Вам уже известно, что муж недавно умершей Байдак, дедушка Новохацких, любил больше всех свою больную внучку Марью, которая жила с детства у него. У него было прекрасное состояние – имение Соленое, которое он пожелал оставить ей. Но так как ему в то же время хотелось обеспечить и дочь свою, мать Новохацких, Екатерину Новохацкую, то он оставил имение этой последней в пожизненное владение, а Марье – в собственность, не ранее смерти ее матери.

Из смысла завещания выходило, что в случае если Марья Новохацкая не переживет своей матери, то и не наследует имения деда, и оно тогда поступает, как наследственное, в род Байдака. При этом, так как мать Новохацких, дочь Байдака, Екатерина, прижита им до брака со своей женой, то имение Соленое к Екатерине Новохацкой не поступит, а перейдет в род Байдака, к его боковым родственникам. Следовательно, от случайности, переживет или не переживет Марья Новохацкая свою мать, зависело то, останется или не останется в семье Новохацких Соленое. Затем, если Соленое достанется Марье Новохацкой каким бы то ни было образом, то, принимая во внимание ее болезнь, семья решила, что она управиться с имением не сможет, и, вероятно, судьба этого имения будет та, что оно попадет в руки одному из тех женихов, который сумеет обделать дельце.

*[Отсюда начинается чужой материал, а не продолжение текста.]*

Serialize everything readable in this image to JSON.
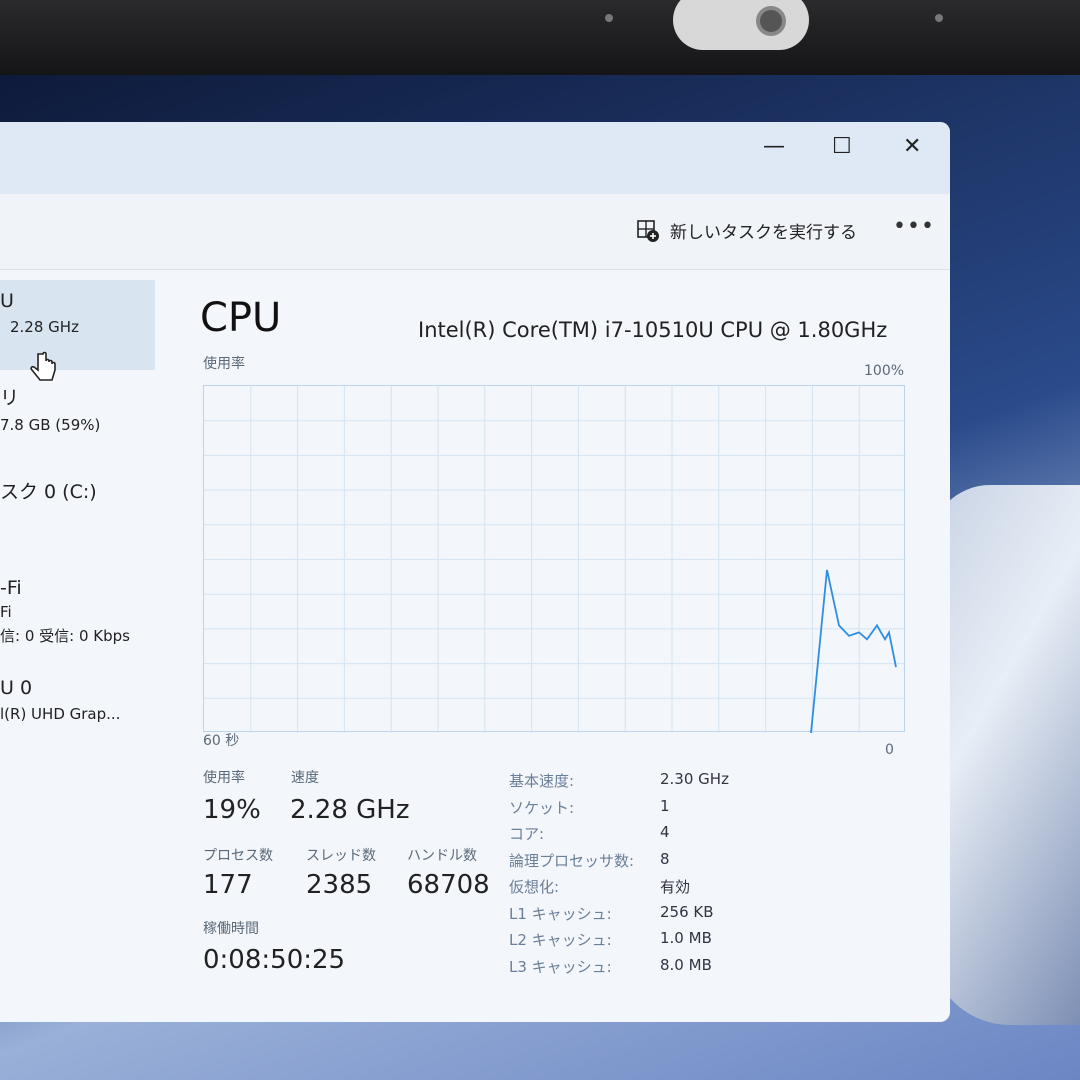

Надобно было выйти из этих двух затруднений, надо было закрепить имение за семьей – против случайности и против происков женихов. Этого думали достичь первой сделкой и решили, что по купчей крепости Марья Новохацкая должна уступить свои права матери. Такую купчую написали. В тот же день мать завещанием уступала это имение Александру и Николаю, с тем, чтобы они пожизненно, под страхом двойного взыскания, вносили сестре по 2000 руб. в год.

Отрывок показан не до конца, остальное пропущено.